Dennis was actually looking for a record shark in the world-famous tarpon waters of Boca Grande Pass - between Gasparilla Island and Cayo Costa - when opportunity met preparation.
The Port Charlotte angler armed himself with a 6-foot stump-puller stand-up rod strapped to an 8/0 Penn reel loaded with 130-pound braided line. For bait he used a 20-pound live stingray on a 12/0 hook with 24 feet of 600-pound wire leader. A shoulder harness with a rod gimbal provided additional leverage.
Dennis hooked his shark around 11:30 a.m. and called friends Jimmy Willis and Larry Mack, both of Port Charlotte, who jumped aboard his 23-foot bay boat to assist. The shark towed Dennis' boat approximately 12 miles into the Gulf of Mexico before the crew could sink the first of two flying gaffs into it.
After an intense struggle, they gaffed the shark around the dorsal fin, fought it for another 30 minutes then sank a second gaff behind the right gills. A tail rope completed the capture.
Dennis secured the shark outside his boat, towed it into Gasparilla Marina and loaded it onto a boat trailer for transport around 8 p.m. At that hour, the nearest certified scale he could locate was at the truck weigh station on the Boca Grande Causeway. The shark measured 14 feet, 3 inches.
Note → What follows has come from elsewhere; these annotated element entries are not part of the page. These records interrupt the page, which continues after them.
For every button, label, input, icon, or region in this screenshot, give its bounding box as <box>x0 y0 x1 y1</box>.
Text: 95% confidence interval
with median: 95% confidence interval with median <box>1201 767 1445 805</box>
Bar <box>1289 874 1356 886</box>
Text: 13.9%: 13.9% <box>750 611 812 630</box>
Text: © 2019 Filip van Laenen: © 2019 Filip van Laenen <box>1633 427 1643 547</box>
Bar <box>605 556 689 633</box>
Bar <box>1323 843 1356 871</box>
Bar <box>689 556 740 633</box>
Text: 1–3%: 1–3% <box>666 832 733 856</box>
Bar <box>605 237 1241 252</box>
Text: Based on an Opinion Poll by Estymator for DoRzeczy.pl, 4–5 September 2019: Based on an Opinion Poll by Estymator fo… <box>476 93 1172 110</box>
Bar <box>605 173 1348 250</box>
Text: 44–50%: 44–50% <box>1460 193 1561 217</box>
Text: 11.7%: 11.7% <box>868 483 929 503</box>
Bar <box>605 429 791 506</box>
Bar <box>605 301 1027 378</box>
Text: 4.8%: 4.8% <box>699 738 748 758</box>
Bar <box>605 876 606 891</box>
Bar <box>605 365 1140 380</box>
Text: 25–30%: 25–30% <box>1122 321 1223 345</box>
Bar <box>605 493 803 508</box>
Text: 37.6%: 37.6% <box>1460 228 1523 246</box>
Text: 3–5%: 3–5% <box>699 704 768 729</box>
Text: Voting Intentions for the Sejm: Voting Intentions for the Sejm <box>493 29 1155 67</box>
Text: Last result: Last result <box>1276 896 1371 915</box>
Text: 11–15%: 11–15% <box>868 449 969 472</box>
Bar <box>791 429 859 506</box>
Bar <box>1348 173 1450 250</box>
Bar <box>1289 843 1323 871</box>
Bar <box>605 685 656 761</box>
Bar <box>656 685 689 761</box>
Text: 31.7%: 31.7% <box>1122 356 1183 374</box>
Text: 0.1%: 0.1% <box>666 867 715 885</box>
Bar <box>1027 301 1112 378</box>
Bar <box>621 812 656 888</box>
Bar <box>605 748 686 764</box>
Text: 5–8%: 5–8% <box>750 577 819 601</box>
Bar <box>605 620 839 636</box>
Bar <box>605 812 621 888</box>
"I thought he was a record when we first saw him as he crossed (a sand bar)," Dennis said. "He was on top of the water so I could see how big he was. Once we got him to the boat, he didn't look as long as I thought he was, but then I saw the girth and I knew he was going to be a record."
The International Gamefish Association all-tackle record for hammerhead shark is a 991-pounder caught off Sarasota on May 30, 1982.
The IGFA keeps all-tackle records for the heaviest fish of a species caught by an angler in any line class up to 130 pound. An IGFA record application available at http://igfa.org/IGFARecApp.pdf) must be submitted along with a sample of the line or tippet and an application fee of $25 for IGFA members or $50 for non-members. The organization is reviewing his catch, a process that will take about 60 days.
An experienced angler, Dennis was well aware of the brute strength he faced. "I was a little nervous toward the end when we tried to gaff him," he said. "That's when you either catch him or you don't. They start to spin and they can (break off) at that point."
The 36-year-old angler said he had been pursuing a record shark for several years. His window of opportunity is May through early July, when a shark's major food source is available.
"When the tarpon are here, the sharks are here," Dennis said.
Given the sharks' habit of eating hooked tarpon, Dennis surmised that Boca Grande anglers would consider his catch a public service. "The guys in the pass hate those things - I did them a favor."
Dennis spotted his hammerhead as it was chasing a hooked tarpon under a guide's boat. The hammerhead was accompanied by two bull sharks, which gave way to the bigger predator.
"The hammerheads have jurisdiction over the bull sharks," Dennis said. "They get to eat first."
He donated the big fish to the Center for Shark Research at Mote Marine Laboratory in Sarasota, which plans to have it mounted and displayed. Center director Robert Hueter said researchers prefer that people tag and release large sharks because they help sustain the species.
"But we are grateful that this animal has been donated to science. It will help us understand more about these animals," Hueter said.
The largest shark ever hooked was a 2,664-pound great white caught off the southern coast of Australia in 1959.